Heat fingered up the monastery tower. The great library burned below a blood moon, the setting sun heavy at the edge of the world.
“I must wait for the moon. The master will follow me to hell if the sun shines on these pages.”
“You may have your wish to burn in hell, but we will burn here and now, if we do not descend from this place.”
“You go. There is no place for me to run.”
“Throw the damnable book into the flames, Domingo. His power will end if he has not the words.”
“There is another copy, Ernesto. Do you not understand? I wrote the first book dictated by the Master, but a thief in the night stole the last page. This is my memory of the original, only. A reference to keep hidden for his children. The Master knows all within the original. He needs only the amulet, drawn upon the flyleaf, to posses the key to the powers of Solomon.”
“So let him find another scribe. The world burns outside these walls. We must leave now, Domingo. Can you not smell the flesh of our brothers as they rescue the wisdom of ages?”

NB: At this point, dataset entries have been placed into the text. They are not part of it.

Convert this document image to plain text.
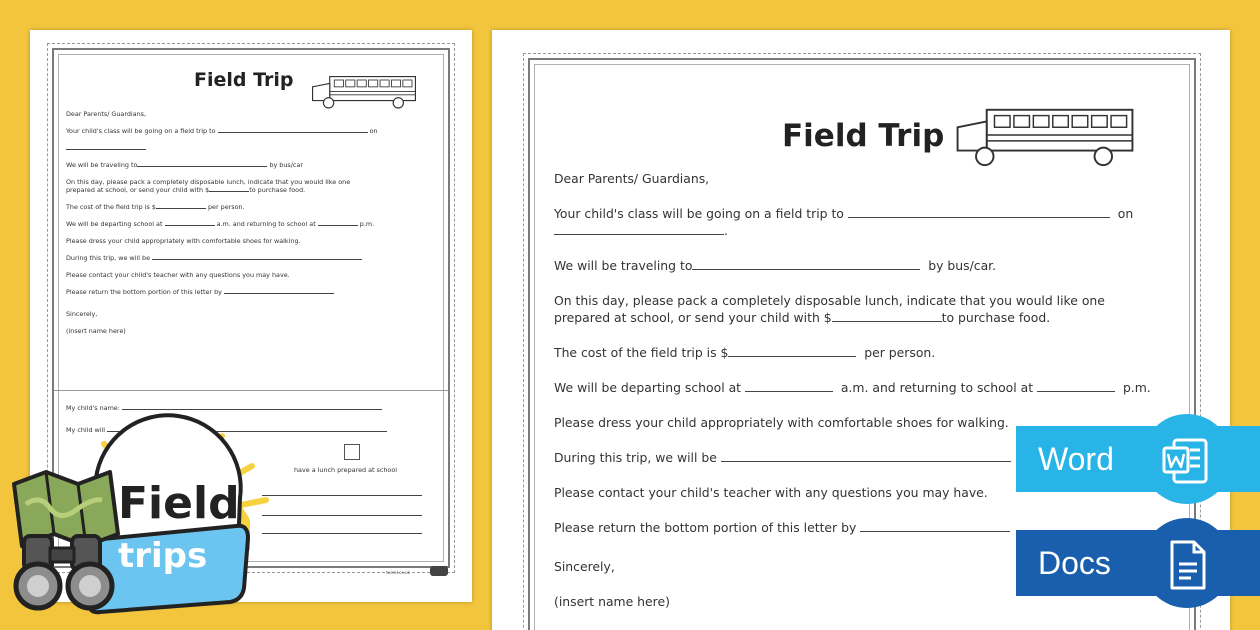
Field Trip
Dear Parents/ Guardians,
Your child's class will be going on a field trip to	on
We will be traveling to	by bus/car
On this day, please pack a completely disposable lunch, indicate that you would like one
prepared at school, or send your child with $	to purchase food.
The cost of the field trip is $	per person.
We will be departing school at	a.m. and returning to school at	p.m.
Please dress your child appropriately with comfortable shoes for walking.
During this trip, we will be
Please contact your child's teacher with any questions you may have.
Please return the bottom portion of this letter by
Sincerely,
(insert name here)
My child's name:
My child will
have a lunch prepared at school
twinkl.co.uk
Field Trip
Dear Parents/ Guardians,
Your child's class will be going on a field trip to	on
.
We will be traveling to	by bus/car.
On this day, please pack a completely disposable lunch, indicate that you would like one
prepared at school, or send your child with $	to purchase food.
The cost of the field trip is $	per person.
We will be departing school at	a.m. and returning to school at	p.m.
Please dress your child appropriately with comfortable shoes for walking.
During this trip, we will be
Please contact your child's teacher with any questions you may have.
Please return the bottom portion of this letter by
Sincerely,
(insert name here)
Word
Docs
Field
trips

“They have their reward, so let them go to it. God keep them. I have only the sleep of the tortured and the arms of the torturer before me. The master will grant me eternal life in this world, if I succeed. He needs but a drop of my blood to awaken the spell. A sacrifice from a son of his making. So you see, this is my rescue. To finish the Book of the Seventy Two, with love for the Master.”
“God’s Grace be upon you, brother Domingo. Repent of your sins, and He will forgive you.”
“My friend, I am not of the living such as you. I am the line of giborim, soulless, doomed.”
Ernesto stumbled away from his friend, seeing him clearly for the first and last time.
The Veil between worlds thinned, then ripped to reveal the thing that was Domingo. Ernesto shielded his heart with his copper cross, and flung his feet down laddered steps from the bell tower peak. Smoke choked his sobs as soot gathered in his tears.
The thing had been his brother.
“God be merciful, I know the mystery of the copper crosses. I must warn my brothers.”Domingo labored long after the last of Ernesto’s smoldering screams fell away. Acrid air sank into his lungs to steal his concentration, and falter his arms. Left and right hands gilded the edge of the fatal final page. A border of ruby red, an line of lapis blue, ringed the palest ivory pages. It was his finest work.
“It is done. I am no longer damned.”
Domingo turned to descend from his high artist’s chair.
“Domingo? To whom do you speak?” A voice broke the roar of the blazing tower.
“Master, I did not hear you.”
“I come for my book, and I find you headed to a window.”
The Master wore his purple cloak and Domingo saw only stubbed black boots. He knew what lay beneath.
“I thought to throw it out the window, to preserve it. The very stone of the tower burns, there is no other way.”
“Give me the book Domingo. I would see it safely gone.”
Domingo opened the brilliant tomb to a page at its center. A ribbon marked page. He lifted a sacred dagger to draw the gifted blood.
“You must make the spell now, Master. I would be immortal, as you promised. I cannot die of fire to go scarred and brutalized into hell.
“Domingo, my son. Your body will go the way of all flesh. Dust to dust.”
“You promised Master. Even you cannot break a sacred promise.”
“The promise will be kept…”
“Without the spell, how can it be? The tower burns the leather upon my very feet, Master. It must be now. You must do this. Now!”
The jeweled dagger buried itself to the hilt in Domingo’s heart, clean between ribs. The astonished monk withdrew the curved blade in his hand, and watched blood drip onto the page. Vivid red upon the spell of the immortals.
“I have kept my promise, my son. Your blood will live millennia before the day of your judgement.”
Domingo raged in his last moment. Betrayed by the love of a father.
“My blood will cry out from the ground, as did Abel’s to the God in the Heavens.
The Master approached to lift the tomb as it slipped from dying fingers.
“Perhaps. Perhaps not, but be certain of this one thing, Domingo.
“God will not hear your calls. He does not hear the call of the giborhim.
“I curse you, Master.”
“No, Domingo. It is I who curse you. Each time this book is used in worship to the one, another demon will come to lay claim to your torment.”
Domingo’s life leaked to his shoes, and hissed. On his face, the horror of hades reflected in his eyes.
He lay in the arms of his torturers.
The Master tucked the thick, tooled leather into his cloak.